Lehane's account of Irish Christianity in the 200-odd years between St. Patrick and the Synod of Whitby employs some masterful prose along a meandering way, a subconscious hat-tip if not an intentional tribute to his subject, which was so often bent upon undertaking the patterns of pilgrimage with passion and the highest possible attention to beauty. Some of Lehane's more insightful analysis comes in his contrast of Benedictine stability and Celtic wayfaring in each tradition of monasticism, implying that only Celtic monastic fire could have established the necessary beachheads for Christianity in Europe, while Benedictine plodding was necessary for Christianity's long-term presence on the Continent.

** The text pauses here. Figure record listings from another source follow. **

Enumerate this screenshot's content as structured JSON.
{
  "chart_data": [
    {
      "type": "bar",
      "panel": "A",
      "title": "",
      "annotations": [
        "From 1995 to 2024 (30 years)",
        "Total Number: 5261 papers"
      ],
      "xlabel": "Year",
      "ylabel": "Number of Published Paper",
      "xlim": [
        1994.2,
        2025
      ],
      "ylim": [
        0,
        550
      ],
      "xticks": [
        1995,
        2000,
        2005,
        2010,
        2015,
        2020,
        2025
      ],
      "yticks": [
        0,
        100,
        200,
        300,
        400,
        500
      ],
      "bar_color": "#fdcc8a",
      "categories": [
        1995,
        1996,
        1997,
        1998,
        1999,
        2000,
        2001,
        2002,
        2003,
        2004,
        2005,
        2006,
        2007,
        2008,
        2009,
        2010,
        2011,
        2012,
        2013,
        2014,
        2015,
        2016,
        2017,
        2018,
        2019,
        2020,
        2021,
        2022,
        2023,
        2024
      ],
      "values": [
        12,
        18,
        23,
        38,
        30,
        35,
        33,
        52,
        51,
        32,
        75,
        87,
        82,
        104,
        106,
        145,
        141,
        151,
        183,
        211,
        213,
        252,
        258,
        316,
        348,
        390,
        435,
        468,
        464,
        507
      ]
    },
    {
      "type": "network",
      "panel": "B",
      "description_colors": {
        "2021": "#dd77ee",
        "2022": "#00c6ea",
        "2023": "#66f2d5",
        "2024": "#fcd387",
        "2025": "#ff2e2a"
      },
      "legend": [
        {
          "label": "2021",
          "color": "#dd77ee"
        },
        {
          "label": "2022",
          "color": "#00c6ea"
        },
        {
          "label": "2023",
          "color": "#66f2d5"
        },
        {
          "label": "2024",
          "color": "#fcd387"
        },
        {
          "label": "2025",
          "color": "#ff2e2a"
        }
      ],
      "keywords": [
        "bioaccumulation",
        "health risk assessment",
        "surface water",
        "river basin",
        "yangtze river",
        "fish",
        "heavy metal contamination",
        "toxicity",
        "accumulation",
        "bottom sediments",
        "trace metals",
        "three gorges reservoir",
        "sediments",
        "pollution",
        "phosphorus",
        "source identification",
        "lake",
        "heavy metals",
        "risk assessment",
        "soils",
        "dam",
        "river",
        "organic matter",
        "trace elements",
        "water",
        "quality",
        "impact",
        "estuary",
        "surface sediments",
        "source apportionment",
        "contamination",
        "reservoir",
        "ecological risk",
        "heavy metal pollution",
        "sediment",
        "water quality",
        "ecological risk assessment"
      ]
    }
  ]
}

"Where Brendan, Columba, and Columbanus crossed seas and climbed mountains on pilgrimages that lasted years, Benedict of Nursia travelled scarcely more than a hundred miles in his lifetime... Life in [Benedict's] monastery was neither too strict nor too lax... [taking] the middle course between sybarite and beggar.

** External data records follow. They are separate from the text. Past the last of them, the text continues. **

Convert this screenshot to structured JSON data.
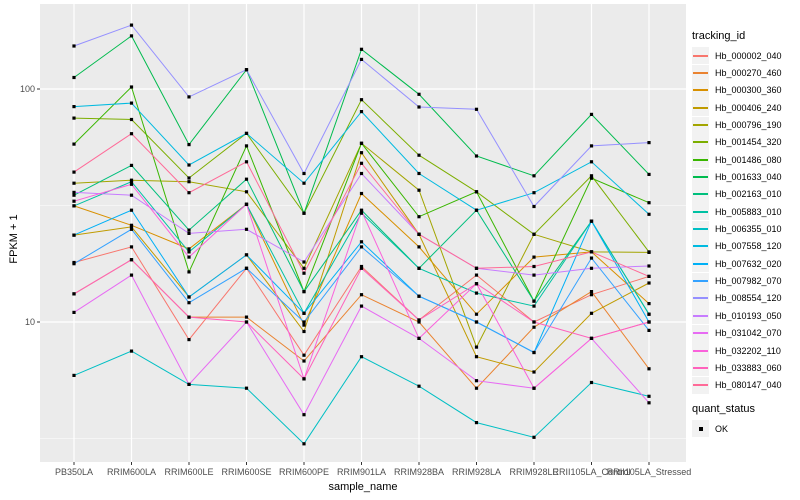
{
  "figure": {
    "y_axis": {
      "label": "FPKM + 1",
      "scale": "log10",
      "ticks": [
        {
          "label": "100",
          "value": 100
        },
        {
          "label": "10",
          "value": 10
        }
      ]
    },
    "x_axis": {
      "label": "sample_name"
    },
    "legend": {
      "tracking_title": "tracking_id",
      "quant_title": "quant_status",
      "quant_items": [
        {
          "label": "OK",
          "shape": "filled-black-square"
        }
      ]
    }
  },
  "chart_data": {
    "type": "line",
    "title": "",
    "xlabel": "sample_name",
    "ylabel": "FPKM + 1",
    "y_scale": "log10",
    "ylim": [
      2.5,
      210
    ],
    "grid": "major-and-minor-white-on-gray",
    "legend_position": "right",
    "point_shape": "filled-black-square",
    "panel_background": "#EBEBEB",
    "gridline_color": "#FFFFFF",
    "x": [
      "PB350LA",
      "RRIM600LA",
      "RRIM600LE",
      "RRIM600SE",
      "RRIM600PE",
      "RRIM901LA",
      "RRIM928BA",
      "RRIM928LA",
      "RRIM928LE",
      "RRII105LA_Control",
      "RRII105LA_Stressed"
    ],
    "series": [
      {
        "name": "Hb_000002_040",
        "color": "#F8766D",
        "values": [
          18,
          21,
          8.4,
          17,
          7.2,
          17.3,
          10.2,
          15.9,
          10,
          13.1,
          15.7
        ]
      },
      {
        "name": "Hb_000270_460",
        "color": "#EA8331",
        "values": [
          13.2,
          18.5,
          10.5,
          10.5,
          6.8,
          13.1,
          10,
          5.2,
          9.5,
          13.5,
          6.3
        ]
      },
      {
        "name": "Hb_000300_360",
        "color": "#D89000",
        "values": [
          31.5,
          26,
          20.6,
          32,
          9.7,
          35.6,
          21,
          10.8,
          19,
          20,
          12
        ]
      },
      {
        "name": "Hb_000406_240",
        "color": "#C09B00",
        "values": [
          23.6,
          25.6,
          12.8,
          19.4,
          9.1,
          53.3,
          23.8,
          7.1,
          6.1,
          10.9,
          14.7
        ]
      },
      {
        "name": "Hb_000796_190",
        "color": "#A3A500",
        "values": [
          39.4,
          40.6,
          40,
          36.2,
          17,
          58.5,
          36.8,
          7.8,
          23.8,
          20,
          19.9
        ]
      },
      {
        "name": "Hb_001454_320",
        "color": "#7CAE00",
        "values": [
          75,
          74,
          41.5,
          64.5,
          29.3,
          90,
          52,
          36.2,
          23.8,
          42.4,
          20
        ]
      },
      {
        "name": "Hb_001486_080",
        "color": "#39B600",
        "values": [
          58,
          102,
          16.4,
          57,
          13.5,
          58.5,
          28.3,
          36.2,
          12.3,
          41.4,
          32.5
        ]
      },
      {
        "name": "Hb_001633_040",
        "color": "#00BB4E",
        "values": [
          112,
          169,
          57.7,
          121,
          29.3,
          148,
          94.9,
          51.6,
          42.4,
          77.8,
          43
        ]
      },
      {
        "name": "Hb_002163_010",
        "color": "#00BF7D",
        "values": [
          35,
          47,
          24.8,
          41,
          13.5,
          30.2,
          17,
          30.2,
          12.3,
          27.1,
          10.8
        ]
      },
      {
        "name": "Hb_005883_010",
        "color": "#00C1A3",
        "values": [
          31.5,
          40,
          20,
          32,
          10.9,
          29.3,
          17,
          13.3,
          11.7,
          27.1,
          10.8
        ]
      },
      {
        "name": "Hb_006355_010",
        "color": "#00BFC4",
        "values": [
          5.9,
          7.5,
          5.4,
          5.2,
          3,
          7.1,
          5.3,
          3.7,
          3.2,
          5.5,
          4.8
        ]
      },
      {
        "name": "Hb_007558_120",
        "color": "#00BAE0",
        "values": [
          84,
          87,
          47.2,
          64.5,
          39.4,
          80,
          43.4,
          30.2,
          35.9,
          48.7,
          29
        ]
      },
      {
        "name": "Hb_007632_020",
        "color": "#00B0F6",
        "values": [
          23.6,
          30.2,
          12.8,
          19.4,
          10.9,
          22.1,
          12.9,
          10,
          7.4,
          27.1,
          10
        ]
      },
      {
        "name": "Hb_007982_070",
        "color": "#35A2FF",
        "values": [
          17.8,
          25,
          12.1,
          17,
          10,
          21,
          12.9,
          10,
          7.4,
          18.8,
          9.2
        ]
      },
      {
        "name": "Hb_008554_120",
        "color": "#9590FF",
        "values": [
          153,
          188,
          92.5,
          121,
          43.4,
          134,
          83.7,
          81.8,
          31.3,
          57,
          58.9
        ]
      },
      {
        "name": "Hb_010193_050",
        "color": "#C77CFF",
        "values": [
          36,
          35,
          24,
          25,
          18.1,
          43.4,
          23.8,
          17,
          15.9,
          17,
          17.4
        ]
      },
      {
        "name": "Hb_031042_070",
        "color": "#E76BF3",
        "values": [
          11,
          15.9,
          5.4,
          10,
          4,
          11.7,
          8.5,
          5.6,
          5.2,
          8.5,
          4.5
        ]
      },
      {
        "name": "Hb_032202_110",
        "color": "#FA62DB",
        "values": [
          33,
          39,
          19,
          32,
          5.7,
          30,
          8.5,
          14.6,
          5.2,
          8.5,
          10
        ]
      },
      {
        "name": "Hb_033883_060",
        "color": "#FF62BC",
        "values": [
          13.2,
          18.5,
          10.5,
          10,
          5.7,
          17,
          10.2,
          14.6,
          10,
          8.5,
          10
        ]
      },
      {
        "name": "Hb_080147_040",
        "color": "#FF6A98",
        "values": [
          44,
          64.3,
          35.9,
          48.7,
          16.2,
          48,
          23.8,
          17,
          17.3,
          20,
          15.7
        ]
      }
    ]
  }
}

"The Irish were worlds apart. Their instinct was for the dramatic and the extreme. Benedict, according to Gregory, 'drew back his foot lest, entering too far in acquaintance with the world, he might have fallen into that dangerous and godless gulf.' The Irish lost tempers and risked lives, climbed mountains, interfered, found joy in nature and dejection in sin, took subtlety too far and were led by blatancy into error... The Irish brought the spirit of the early Church into an age that had seen it and watched it decay... [and] when they had gone, the gentler nature of the Benedictines laid more lasting foundations."